OpenAI Launches WebSocket Mode to Cut Latency in Agent Pipelines
SAN FRANCISCO — OpenAI has introduced a WebSocket-based execution mode to reduce latency in agentic workflows, according to InfoQ. The feature targets developers building real-time, multi-step agent pipelines on OpenAI’s platform.
WebSocket connections maintain a persistent, bidirectional communication channel between client and server, eliminating the overhead of repeated HTTP request-response cycles that can slow down complex agentic operations.
The move addresses a challenge for developers constructing agentic applications — systems in which AI models autonomously execute sequences of tasks, call tools, and make decisions across multiple steps. In traditional REST API architectures, each step in an agent’s workflow requires a separate HTTP request, introducing cumulative latency that compounds as pipelines grow more complex.
By shifting to WebSockets, OpenAI enables a single persistent connection over which multiple exchanges can occur with minimal overhead, a design pattern well-suited to the back-and-forth nature of agent-tool interactions.

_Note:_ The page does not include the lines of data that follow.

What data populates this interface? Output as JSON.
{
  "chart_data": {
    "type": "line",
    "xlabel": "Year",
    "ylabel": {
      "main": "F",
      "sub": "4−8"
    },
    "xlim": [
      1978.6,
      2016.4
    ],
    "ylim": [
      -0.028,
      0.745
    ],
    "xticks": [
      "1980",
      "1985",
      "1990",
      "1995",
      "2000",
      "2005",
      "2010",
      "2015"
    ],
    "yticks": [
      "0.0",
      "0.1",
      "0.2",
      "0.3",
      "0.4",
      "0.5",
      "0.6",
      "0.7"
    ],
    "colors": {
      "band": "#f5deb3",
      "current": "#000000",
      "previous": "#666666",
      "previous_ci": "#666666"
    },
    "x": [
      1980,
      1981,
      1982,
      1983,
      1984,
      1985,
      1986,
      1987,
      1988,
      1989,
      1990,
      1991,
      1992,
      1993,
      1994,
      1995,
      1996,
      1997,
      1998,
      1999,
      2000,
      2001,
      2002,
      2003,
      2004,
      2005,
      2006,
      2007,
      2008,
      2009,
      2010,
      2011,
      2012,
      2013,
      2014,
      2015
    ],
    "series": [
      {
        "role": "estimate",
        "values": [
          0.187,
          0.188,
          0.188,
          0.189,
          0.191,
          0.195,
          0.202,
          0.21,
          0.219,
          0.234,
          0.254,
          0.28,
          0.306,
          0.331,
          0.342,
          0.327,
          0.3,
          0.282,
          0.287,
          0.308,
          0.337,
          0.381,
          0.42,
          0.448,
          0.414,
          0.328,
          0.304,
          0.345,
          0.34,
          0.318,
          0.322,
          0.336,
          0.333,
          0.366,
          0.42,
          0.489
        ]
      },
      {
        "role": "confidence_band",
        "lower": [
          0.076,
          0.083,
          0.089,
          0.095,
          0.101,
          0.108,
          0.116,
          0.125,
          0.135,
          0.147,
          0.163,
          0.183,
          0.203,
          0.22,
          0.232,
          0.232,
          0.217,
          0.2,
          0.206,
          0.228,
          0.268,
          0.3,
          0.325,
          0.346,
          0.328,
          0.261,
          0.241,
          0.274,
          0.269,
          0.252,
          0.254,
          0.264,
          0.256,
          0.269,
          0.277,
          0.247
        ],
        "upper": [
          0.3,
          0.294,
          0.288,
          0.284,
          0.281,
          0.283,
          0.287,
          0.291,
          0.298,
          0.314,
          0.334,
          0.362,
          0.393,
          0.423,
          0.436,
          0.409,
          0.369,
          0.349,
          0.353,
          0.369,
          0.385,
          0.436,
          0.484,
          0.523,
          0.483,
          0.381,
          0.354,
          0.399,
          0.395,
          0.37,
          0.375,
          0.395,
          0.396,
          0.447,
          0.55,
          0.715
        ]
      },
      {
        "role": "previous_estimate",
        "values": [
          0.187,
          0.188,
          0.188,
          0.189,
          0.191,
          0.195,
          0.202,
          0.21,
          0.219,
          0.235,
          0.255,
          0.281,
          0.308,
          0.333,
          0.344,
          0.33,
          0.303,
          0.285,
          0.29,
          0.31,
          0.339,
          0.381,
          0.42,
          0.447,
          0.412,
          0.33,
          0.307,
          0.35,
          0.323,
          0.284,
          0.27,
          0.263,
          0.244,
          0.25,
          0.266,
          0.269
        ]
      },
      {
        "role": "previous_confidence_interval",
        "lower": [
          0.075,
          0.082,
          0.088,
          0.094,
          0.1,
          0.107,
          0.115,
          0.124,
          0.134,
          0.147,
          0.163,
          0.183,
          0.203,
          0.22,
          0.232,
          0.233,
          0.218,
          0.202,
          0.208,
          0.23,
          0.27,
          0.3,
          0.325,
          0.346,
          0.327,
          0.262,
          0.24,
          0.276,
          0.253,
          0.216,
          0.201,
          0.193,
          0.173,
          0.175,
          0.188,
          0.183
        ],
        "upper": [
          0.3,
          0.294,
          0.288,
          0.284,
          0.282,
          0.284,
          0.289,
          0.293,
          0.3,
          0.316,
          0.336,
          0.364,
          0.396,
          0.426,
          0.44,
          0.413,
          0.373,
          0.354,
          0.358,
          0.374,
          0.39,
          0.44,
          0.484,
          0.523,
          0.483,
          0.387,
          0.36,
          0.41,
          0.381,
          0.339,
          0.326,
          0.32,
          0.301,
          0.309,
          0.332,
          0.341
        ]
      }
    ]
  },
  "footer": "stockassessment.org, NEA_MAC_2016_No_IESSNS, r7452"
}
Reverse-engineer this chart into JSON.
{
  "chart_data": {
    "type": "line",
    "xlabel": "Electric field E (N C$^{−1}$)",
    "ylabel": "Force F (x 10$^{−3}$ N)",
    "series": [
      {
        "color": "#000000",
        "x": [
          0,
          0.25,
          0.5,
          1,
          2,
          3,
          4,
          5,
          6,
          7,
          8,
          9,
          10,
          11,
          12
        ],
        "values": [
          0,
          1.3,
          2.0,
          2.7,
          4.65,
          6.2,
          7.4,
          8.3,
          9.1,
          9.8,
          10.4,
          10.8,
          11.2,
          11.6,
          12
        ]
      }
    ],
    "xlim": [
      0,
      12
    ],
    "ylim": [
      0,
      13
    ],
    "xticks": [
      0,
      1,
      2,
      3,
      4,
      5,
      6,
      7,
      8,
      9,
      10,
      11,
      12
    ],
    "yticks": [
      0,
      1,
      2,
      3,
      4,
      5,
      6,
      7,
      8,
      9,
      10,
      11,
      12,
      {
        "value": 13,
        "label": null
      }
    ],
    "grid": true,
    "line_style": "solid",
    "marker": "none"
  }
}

The release comes as major AI providers invest in agentic infrastructure tooling. Anthropic, Google DeepMind and other labs have similarly invested in protocols — including Anthropic’s Model Context Protocol and Google’s Agent-to-Agent protocol — designed to make multi-step AI agent deployments faster and more reliable.
For enterprise customers and developers in the United States, where the bulk of OpenAI’s commercial user base is concentrated, the WebSocket mode could prove particularly relevant for production-grade agent systems handling customer service automation, code generation pipelines and research workflows that demand low-latency responsiveness.